This malware, according to CYFIRMA, is extremely difficult to identify and eliminate due to its advanced encryption, evasion strategies, and boot-level persistence.
NNice encrypts files with the “.xdddd” an extension and leaves a ransom note requesting cash to decode them, targeting Windows PCs. Here are some things you should know to safeguard your systems against this escalating danger.
Researchers claim that Windows systems are the target of this new virus. Once on the victim’s computer, the ransomware encrypts data by attaching the “.xdddd” extension to the original filenames.

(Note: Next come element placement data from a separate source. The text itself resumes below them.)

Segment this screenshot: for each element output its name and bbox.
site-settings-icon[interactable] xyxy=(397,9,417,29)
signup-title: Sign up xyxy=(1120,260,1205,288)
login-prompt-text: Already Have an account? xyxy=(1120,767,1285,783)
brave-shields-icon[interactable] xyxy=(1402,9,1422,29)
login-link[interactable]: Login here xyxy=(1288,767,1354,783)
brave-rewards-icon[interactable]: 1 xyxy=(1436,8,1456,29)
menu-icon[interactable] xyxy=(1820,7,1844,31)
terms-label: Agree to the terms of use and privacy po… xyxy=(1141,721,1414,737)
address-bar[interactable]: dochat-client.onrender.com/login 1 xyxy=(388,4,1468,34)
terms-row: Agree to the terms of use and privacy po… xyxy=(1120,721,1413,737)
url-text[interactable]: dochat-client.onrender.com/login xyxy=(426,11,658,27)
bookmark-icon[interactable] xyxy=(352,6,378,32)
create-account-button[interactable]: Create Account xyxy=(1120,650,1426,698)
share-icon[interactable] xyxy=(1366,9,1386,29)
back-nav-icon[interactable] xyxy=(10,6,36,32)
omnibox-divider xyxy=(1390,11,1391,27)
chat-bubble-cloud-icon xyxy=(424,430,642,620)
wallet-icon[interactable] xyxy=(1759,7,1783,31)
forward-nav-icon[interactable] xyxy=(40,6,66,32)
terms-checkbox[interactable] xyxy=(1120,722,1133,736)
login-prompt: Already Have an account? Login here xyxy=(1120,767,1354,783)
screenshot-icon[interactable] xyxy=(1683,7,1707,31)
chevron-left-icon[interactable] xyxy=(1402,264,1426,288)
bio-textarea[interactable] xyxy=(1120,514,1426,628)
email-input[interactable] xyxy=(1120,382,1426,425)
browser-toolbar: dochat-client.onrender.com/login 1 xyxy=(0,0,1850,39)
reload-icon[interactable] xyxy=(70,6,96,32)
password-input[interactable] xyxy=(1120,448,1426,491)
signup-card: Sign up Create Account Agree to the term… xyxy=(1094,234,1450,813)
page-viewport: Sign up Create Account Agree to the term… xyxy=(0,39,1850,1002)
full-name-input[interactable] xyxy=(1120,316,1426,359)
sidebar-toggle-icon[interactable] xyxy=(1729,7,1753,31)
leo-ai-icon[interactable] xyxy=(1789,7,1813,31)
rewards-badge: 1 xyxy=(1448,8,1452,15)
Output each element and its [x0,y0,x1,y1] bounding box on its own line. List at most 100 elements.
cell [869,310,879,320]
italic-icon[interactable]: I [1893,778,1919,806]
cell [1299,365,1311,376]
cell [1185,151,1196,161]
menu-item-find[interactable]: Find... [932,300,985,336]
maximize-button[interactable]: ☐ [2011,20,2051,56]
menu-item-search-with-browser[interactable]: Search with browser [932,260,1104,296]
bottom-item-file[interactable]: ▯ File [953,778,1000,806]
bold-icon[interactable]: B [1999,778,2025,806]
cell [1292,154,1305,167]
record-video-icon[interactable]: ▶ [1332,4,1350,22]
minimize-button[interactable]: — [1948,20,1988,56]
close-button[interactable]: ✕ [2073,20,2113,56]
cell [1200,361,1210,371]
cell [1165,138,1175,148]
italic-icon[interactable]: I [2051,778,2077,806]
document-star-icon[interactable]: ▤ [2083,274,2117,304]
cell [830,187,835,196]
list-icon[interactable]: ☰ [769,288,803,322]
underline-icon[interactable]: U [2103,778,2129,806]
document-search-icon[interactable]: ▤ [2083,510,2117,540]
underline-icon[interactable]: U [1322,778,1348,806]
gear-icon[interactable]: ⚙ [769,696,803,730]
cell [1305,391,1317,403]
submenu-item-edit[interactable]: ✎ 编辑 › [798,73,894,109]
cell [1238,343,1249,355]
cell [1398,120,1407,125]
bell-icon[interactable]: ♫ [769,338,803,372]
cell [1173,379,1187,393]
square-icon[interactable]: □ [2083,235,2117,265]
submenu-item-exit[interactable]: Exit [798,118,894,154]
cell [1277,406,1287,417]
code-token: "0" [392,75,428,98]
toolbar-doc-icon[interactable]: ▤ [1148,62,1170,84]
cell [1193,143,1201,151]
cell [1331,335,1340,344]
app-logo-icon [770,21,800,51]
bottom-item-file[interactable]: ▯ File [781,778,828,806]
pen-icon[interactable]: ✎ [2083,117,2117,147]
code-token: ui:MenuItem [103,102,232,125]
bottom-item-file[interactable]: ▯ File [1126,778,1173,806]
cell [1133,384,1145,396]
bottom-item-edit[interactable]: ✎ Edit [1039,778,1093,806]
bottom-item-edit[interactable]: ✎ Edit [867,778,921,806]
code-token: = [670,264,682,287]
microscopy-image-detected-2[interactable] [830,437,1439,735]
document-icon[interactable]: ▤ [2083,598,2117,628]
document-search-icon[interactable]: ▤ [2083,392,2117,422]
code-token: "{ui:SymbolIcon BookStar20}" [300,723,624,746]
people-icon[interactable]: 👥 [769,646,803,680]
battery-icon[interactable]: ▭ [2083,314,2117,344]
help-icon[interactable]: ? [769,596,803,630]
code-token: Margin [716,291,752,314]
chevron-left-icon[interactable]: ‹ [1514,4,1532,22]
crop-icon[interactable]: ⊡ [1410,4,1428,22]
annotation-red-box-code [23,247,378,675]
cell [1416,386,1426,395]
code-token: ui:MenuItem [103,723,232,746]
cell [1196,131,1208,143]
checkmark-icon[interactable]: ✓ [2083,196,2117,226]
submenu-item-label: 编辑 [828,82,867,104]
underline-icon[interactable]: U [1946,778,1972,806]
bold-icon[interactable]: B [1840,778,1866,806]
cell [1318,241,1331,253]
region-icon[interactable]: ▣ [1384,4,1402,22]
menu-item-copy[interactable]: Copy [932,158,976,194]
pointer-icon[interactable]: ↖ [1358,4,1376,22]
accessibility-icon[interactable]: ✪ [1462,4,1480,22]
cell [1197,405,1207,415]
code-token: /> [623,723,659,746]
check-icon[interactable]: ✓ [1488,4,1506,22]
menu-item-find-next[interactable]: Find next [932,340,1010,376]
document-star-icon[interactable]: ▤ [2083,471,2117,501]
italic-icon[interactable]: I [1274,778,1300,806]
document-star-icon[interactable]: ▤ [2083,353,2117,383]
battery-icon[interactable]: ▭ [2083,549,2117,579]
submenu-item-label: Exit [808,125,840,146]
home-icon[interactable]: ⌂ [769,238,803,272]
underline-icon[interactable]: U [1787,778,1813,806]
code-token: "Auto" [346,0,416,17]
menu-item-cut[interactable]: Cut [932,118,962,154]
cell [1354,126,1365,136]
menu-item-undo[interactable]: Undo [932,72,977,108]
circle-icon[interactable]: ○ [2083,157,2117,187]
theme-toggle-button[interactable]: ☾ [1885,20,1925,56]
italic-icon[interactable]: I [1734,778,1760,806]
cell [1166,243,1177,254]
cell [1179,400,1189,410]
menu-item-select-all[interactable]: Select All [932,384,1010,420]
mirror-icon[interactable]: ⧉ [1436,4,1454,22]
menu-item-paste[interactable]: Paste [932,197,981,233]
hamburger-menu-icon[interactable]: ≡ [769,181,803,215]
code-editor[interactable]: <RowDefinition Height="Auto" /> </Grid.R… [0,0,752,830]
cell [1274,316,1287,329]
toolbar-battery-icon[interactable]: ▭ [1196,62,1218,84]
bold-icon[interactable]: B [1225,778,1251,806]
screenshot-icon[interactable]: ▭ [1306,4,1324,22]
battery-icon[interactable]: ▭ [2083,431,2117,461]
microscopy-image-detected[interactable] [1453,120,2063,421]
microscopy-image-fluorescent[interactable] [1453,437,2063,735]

A ransom note called “Readme.txt,” which includes recovery instructions for files, is left behind.
The malware modifies the wallpaper as shown below after encrypting the file. The sample has wide attack capabilities, including the ability to steal credentials and online session cookies, collect emails, and find security software.
It can sideload DLLs, bypass sandboxes, compromise defences, elevate privileges, impersonate, inject processes, and much more.
Similar to previous advanced ransomware strains, this strategy uses asymmetric encryption (RSA-2048) for key management and the speed of symmetric encryption (Salsa20) for bulk data encryption.
Researchers from CYFIRMA have discovered a number of MITRE ATT&CK strategies that Nnice employs, such as:
- T1486: Impact-Proof Encrypted Data
- T1490: Prevent System Recuperation
- T1055: Injection of Process
- T1562: Undermine Protections
- T1070: Elimination of Indicators
To reduce the likelihood of ransomware attacks, cybersecurity experts advise putting in place reliable backup systems, updating software, and using sophisticated threat detection technologies.
Nnice exhibits advanced evasion strategies, such as the capacity to terminate services and end programs that could obstruct file encryption.
In order to confuse debugging tools, it also generates child processes that imitate genuine system services in order to blend in with regular operations.
Organisations are recommended to keep an eye on and block the ransomware’s identified SHA-256 hash, 4dd08b0bab6f19d143cca6f96c8b780da7f60dbf74f1c16c3442bc9f07d38030, in order to reduce risks.
Adopt a zero-trust design and use robust authentication techniques, such multifactor authentication (MFA), for all vital systems.